§ Mr. Jack Straw (Blackburn)
On a point of order, Mr. Speaker. My point of order concerns the composition of the Standing Committee to consider the Local Government Bill. Earlier this morning the Government suffered a major political setback with the most humiliating vote of this Parliament when little more than half—58 per cent.—of Conservative Members voted for the centrepiece of the Government's legislative programme, cutting the Government's overall majority from 150 to 23.
§ Mr. Straw
The Secretary of State said on the radio today that he would be prepared to listen to further argument, but he will not have that opportunity as he has not been included in the membership of the Standing Committee to consider the Bill. I understand that membership of Standing Committees is in the hands of the Committee of Selection. But is it in order for the House to express a view about this, and, if so, how can that be done?
§ Mr. Speaker
The hon. Gentleman has answered his own question. It is entirely a matter for the Committee of Selection. The hon. Gentleman can certainly express a view at Question Time, or in any other way, but there is no formal way of raising the matter on the Floor of the House.
§ Mr. Allan Roberts (Bootle)
Further to that point of order, Mr. Speaker. I do not wish to labour the point or to stray out of order, but the practice in the House has been for Secretaries of State to serve on the Standing Committee when they introduce major Bills which have constitutional implications, as the Local Government Bill has Is the Select Committee not accountable to the House in any way? Can we not do something about the fact that the Secretary of State seems to be ignoring precedent by declining to take part in rather than being excluded from the Standing Committee on this very important measure?
§ Mr. Speaker
That is entirely a matter for the Selection Committee. The hon. Gentleman, however, is not entirely correct. There have been many cases in which this has not happened.
§ Mr. Derek Fatchett (Leeds, Central)
Further to that point of order, Mr. Speaker. As my hon. Friend has said, there is an important constitutional point involved, because this is a reform of local government without a Royal Commission or any public and objective inquiry. May I remind you that in the local government reform of 1962 the then Secretary of State, the right hon. Member for Leeds, North-East (Sir K. Joseph), served on the Standing Committee? Would it not be of benefit to the whole House if we had the experience, wit and wisdom of the present Secretary of State on the Standing Committee to consider the present Bill? I look to you, Mr. Speaker, as the Secretary of State's hon. Friends look to him, for guidance on these matters. Is there any way in which we can bring the matter to the attention of the House so that we may discuss this important constitutional issue?
§ Mr. Speaker
It would be more effective for the hon. Gentleman to look to the Chairman of the Selection Committee than to me.
§ Mr. Andrew F. Bennett (Denton and Reddish)

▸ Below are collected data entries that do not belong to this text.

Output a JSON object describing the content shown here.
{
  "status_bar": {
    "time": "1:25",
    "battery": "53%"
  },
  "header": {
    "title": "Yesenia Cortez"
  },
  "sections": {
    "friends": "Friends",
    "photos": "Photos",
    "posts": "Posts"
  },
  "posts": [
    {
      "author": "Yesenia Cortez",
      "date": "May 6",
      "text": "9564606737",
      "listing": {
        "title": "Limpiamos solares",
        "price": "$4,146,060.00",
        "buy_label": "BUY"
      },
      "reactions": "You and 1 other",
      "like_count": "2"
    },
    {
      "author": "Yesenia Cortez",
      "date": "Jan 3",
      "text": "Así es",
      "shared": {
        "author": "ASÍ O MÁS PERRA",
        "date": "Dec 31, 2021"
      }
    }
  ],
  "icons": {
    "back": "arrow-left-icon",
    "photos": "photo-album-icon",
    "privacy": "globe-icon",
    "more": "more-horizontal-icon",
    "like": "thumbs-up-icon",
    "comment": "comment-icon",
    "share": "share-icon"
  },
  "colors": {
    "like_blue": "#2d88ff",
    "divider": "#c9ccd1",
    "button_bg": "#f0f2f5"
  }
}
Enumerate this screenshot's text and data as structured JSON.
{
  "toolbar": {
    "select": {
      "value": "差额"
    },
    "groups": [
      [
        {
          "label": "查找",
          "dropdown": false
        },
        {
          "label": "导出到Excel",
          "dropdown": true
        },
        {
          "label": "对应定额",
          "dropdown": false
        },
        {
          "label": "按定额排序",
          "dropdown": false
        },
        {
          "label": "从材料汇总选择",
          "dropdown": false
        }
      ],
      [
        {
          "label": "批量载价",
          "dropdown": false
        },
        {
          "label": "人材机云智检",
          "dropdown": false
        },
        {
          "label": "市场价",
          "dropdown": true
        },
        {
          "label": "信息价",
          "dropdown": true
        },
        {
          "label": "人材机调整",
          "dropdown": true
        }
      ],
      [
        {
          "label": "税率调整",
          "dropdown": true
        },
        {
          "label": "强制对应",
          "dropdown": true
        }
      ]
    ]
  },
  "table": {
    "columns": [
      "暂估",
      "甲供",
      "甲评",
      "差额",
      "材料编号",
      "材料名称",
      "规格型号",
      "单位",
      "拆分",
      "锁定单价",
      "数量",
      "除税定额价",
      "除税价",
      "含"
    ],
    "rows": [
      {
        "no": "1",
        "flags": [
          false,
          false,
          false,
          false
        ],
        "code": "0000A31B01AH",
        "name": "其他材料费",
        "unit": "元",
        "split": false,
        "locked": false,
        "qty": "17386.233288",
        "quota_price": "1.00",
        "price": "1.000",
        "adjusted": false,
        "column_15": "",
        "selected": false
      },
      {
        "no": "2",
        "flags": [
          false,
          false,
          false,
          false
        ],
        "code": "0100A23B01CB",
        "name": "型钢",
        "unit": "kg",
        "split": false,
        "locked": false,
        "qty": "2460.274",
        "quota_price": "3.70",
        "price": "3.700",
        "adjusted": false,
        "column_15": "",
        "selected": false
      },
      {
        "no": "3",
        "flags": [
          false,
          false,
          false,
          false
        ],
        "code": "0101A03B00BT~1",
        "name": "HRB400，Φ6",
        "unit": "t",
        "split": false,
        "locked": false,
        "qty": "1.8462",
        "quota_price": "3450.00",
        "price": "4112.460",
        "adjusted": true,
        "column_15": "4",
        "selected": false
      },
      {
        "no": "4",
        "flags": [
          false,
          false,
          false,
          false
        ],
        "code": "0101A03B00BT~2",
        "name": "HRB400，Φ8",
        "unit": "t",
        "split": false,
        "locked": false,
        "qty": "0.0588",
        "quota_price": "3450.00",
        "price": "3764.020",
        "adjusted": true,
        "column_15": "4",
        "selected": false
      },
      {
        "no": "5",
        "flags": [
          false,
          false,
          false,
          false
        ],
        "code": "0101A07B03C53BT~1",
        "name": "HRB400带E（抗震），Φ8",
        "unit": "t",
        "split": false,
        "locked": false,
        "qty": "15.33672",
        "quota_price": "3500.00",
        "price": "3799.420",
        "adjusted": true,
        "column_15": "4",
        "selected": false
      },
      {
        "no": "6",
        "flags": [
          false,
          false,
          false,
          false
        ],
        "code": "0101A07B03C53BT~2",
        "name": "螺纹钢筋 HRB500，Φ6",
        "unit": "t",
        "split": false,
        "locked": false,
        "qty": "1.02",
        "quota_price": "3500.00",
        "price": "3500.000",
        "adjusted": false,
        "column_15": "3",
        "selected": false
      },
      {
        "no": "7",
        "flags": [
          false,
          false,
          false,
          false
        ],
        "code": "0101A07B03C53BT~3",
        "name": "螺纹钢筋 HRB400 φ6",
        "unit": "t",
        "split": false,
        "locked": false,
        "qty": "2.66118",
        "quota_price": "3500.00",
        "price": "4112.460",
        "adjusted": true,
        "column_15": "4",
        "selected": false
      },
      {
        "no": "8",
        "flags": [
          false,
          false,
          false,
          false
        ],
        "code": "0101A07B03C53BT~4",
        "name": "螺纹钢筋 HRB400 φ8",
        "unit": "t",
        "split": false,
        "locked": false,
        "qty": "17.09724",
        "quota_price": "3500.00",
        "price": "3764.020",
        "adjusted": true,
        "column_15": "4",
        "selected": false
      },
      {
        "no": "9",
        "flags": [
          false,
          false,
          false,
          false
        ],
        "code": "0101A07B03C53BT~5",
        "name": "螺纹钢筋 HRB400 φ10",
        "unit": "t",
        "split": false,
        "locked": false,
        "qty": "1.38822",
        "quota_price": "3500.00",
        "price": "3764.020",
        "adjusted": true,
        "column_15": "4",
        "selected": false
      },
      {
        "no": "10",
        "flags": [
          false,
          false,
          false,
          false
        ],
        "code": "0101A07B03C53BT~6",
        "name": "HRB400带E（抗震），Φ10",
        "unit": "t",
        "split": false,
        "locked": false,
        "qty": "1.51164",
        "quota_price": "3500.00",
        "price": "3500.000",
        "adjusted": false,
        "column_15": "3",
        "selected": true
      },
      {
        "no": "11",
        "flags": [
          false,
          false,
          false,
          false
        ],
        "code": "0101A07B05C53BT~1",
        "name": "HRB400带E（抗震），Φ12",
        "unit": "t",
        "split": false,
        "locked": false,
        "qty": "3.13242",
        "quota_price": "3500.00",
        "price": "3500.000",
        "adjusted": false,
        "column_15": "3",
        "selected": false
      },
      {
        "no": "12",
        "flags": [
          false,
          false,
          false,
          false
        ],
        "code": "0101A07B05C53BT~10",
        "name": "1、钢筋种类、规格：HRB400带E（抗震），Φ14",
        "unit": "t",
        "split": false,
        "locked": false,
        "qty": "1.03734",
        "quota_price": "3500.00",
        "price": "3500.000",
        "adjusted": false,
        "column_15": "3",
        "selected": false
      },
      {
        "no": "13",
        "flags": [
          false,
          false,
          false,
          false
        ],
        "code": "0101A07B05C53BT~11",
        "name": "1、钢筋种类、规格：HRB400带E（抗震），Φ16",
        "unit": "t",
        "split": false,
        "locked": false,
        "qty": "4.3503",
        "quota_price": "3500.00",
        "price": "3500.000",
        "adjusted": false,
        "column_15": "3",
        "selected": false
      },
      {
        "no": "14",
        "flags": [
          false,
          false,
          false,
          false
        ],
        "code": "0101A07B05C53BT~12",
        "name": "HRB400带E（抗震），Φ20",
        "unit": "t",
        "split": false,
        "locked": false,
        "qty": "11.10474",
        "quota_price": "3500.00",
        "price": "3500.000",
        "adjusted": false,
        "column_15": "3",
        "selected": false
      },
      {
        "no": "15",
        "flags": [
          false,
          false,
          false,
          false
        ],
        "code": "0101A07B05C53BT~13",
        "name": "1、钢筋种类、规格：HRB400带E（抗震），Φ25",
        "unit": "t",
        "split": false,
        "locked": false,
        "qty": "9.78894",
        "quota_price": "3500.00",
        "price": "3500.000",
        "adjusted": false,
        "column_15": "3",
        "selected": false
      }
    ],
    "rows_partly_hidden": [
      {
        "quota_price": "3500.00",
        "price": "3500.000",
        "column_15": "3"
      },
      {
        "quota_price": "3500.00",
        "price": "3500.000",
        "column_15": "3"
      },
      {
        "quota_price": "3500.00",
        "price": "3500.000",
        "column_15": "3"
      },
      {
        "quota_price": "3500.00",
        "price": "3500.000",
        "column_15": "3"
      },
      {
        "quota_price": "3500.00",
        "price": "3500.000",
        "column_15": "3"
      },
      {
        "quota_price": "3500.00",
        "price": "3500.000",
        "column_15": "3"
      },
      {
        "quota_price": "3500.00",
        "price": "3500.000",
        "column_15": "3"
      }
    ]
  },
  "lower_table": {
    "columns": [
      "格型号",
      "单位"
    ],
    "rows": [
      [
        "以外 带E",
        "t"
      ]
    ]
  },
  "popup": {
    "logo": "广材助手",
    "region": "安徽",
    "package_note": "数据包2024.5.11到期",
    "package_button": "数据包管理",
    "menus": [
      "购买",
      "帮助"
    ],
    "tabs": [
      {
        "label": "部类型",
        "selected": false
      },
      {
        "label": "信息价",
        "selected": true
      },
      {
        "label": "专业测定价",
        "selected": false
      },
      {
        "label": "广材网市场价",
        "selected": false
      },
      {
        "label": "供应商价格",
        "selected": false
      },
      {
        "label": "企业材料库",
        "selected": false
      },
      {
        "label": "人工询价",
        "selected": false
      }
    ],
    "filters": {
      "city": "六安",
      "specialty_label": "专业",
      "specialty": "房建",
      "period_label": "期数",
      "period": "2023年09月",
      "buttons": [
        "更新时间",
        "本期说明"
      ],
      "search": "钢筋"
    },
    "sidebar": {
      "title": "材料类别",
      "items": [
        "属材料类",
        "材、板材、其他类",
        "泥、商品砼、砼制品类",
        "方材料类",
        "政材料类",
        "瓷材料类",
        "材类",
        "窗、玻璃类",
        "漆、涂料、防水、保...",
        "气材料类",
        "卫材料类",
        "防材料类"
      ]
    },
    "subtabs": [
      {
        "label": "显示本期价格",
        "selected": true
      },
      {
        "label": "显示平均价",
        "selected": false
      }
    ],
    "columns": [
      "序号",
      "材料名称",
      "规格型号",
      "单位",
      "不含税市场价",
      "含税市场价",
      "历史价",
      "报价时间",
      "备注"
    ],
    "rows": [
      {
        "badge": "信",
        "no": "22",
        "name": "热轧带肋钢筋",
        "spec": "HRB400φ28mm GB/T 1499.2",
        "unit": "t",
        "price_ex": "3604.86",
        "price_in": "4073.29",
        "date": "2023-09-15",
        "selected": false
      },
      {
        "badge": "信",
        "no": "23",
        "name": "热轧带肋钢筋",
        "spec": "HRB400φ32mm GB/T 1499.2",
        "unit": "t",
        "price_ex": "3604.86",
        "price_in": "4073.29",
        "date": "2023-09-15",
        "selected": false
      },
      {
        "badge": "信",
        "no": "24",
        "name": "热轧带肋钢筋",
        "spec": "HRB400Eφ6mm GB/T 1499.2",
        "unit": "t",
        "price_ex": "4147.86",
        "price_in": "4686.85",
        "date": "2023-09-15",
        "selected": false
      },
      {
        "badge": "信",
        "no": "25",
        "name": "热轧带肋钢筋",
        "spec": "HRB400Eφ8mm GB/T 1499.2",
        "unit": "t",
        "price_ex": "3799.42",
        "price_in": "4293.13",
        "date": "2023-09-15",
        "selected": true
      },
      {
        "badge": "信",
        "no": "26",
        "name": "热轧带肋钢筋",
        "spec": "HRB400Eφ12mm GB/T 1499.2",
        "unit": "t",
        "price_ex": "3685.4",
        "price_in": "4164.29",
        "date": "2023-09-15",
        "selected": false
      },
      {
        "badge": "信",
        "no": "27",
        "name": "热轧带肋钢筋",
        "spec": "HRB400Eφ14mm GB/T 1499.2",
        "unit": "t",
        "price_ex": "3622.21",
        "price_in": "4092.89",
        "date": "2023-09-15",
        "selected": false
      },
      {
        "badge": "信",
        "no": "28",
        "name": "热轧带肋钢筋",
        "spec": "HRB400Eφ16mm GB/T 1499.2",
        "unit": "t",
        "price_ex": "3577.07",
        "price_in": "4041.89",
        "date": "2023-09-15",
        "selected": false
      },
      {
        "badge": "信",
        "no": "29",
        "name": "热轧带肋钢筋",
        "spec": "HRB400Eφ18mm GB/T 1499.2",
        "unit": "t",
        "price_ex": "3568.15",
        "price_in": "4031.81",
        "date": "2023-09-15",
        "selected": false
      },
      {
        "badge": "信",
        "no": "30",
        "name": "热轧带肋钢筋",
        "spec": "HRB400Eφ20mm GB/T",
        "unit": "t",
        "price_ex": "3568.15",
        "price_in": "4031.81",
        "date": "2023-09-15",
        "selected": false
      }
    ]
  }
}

Further to that point of order, Mr. Speaker. If it is not possible for the Secretary of State to find his way on to the Committee, will it be possible for you, in selecting amendments for Report, to take into account the fact that we shall not have had the opportunity to obtain answers from the Secretary of State in Committee? Will you therefore look sympathetically at the matters that we raise so that the Secretary of State can make his views clear on Report?
§ Mr. Speaker
That is ingenious. Like the hon. Gentleman, however, I have as yet no idea what amendments will be put down on Report.
§ Mr. Jeremy Corbyn (Islington, North)
As it seems to be unprecedented for a senior Minister not to serve on the Committee in these circumstances, can you, Mr. Speaker, advise us as to what will happen if the other Ministers are not available? Who will represent the views of the Cabinet and the Government in those important discussions?